A partir de tout cet étalage de richesses volées à son propre peuple, on peut aussi se dire que d'apprendre sa mort dans des circonstances inattendues, avec un énorme mensonge sur l'endroit où celle-ci a pu avoir lieu, ainsi que la connaissance que nous avons de ses frasques notamment sexuelles, peuvent très bien laisser envisager que le tyran de la Corée aurait très bien pu avoir le même tour que Félix Faure, et que ses gardes, puis ses dignitaires, aient monté le bobard du "train de labeur" pour éviter de dévoiler un scandale qui ne nous surprendrait en rien, connaissant le personnage (dont j'ai déjà évoqué les penchants pour la gent féminine ici-même (**). Pour mieux masquer une fin graveleuse, rien de tel que des racontars. Déjà que l'on avait fait ingurgiter aux pauvres coréens qu'il était né sur un mont devenu en quelque sorte sacré depuis que le père de Kim Jong Il y avait établi son quartier général, voici ce soir que la propagande digne de la nuit des temps affirme déjà que le soir de sa mort des "phénomènes étranges" ce sont produits sur ce fameux mont. "Selon KCNA, la tempête de neige s'est arrêtée brusquement mardi matin, laissant le soleil levant illuminer le sommet enneigé. À ce moment, "la signature de Kim Jong-il est apparue sur la montagne, indiquant Mont Paektu, montagne sacrée de la révolution". On applaudit la performance ! A mon humble avis, c'est plus facile à gérer que les phrases historiques du genre : "le président a-il encore sa connaissance ? Non, elle vient de sortir par la porte dérobée"...
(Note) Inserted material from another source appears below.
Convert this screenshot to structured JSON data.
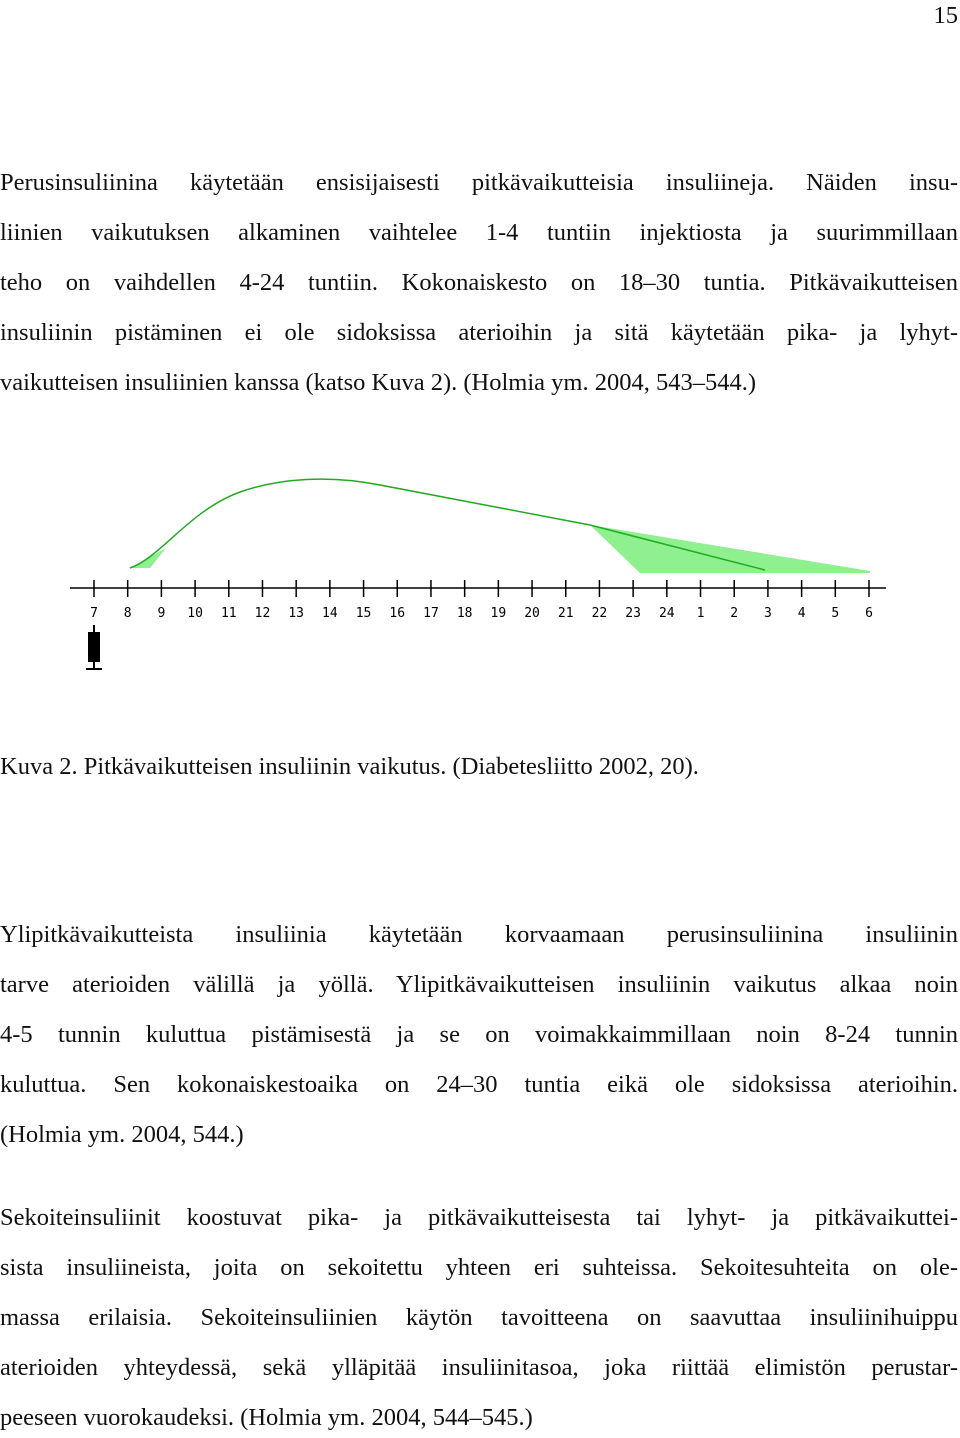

(*) : la mine de renseignements que devraient lire la profession journalistique pour étoffer leurs biographies du défunt tyran est ici : j'ai bien entendu emprunté tous mes exemples à cette lecture très enrichissante.
(**) "En Corée du Nord, le pays est tellement anesthésié, les gens tellement rendus inoffensifs par les privations, qu’il y a de fortes chances qu’on assiste à l’avènement d’une troisième génération de Kim Jong... et franchement, ce n’est pas à souhaiter. Les fistons sont à l’image de ceux d’un autre grand démocrate contemporain : Muammar Khadafi, dont le fils Motassim, surnommé Hannibal, passe son temps à ravager les hôtels d’Europe depuis des années en bénéficiant d’une rare immunité. S’appeler Hannibal prédispose, il est vrai, à transformer les moquettes de palaces les plus huppés en gazon nécessitant une tonte régulière, ou en chambres de sévices pour employés de maison. Où Hannibal passe, rien ne repousse, à part parfois les échanges de courriers diplomatiques, ses derniers exploits ayant quasiment entraîné des menaces de guerre helvète... au pays de la neutralité, on est parfois tenté d’appuyer aussi sur la gâchette avec pareil client. Un séjour hôtelier d’Hannibal, c’est un peu une tournée des Who de la bonne époque : les frais de réfection bouffent l’intégralité des bénéfices de celui qui prend le risque de l’héberger."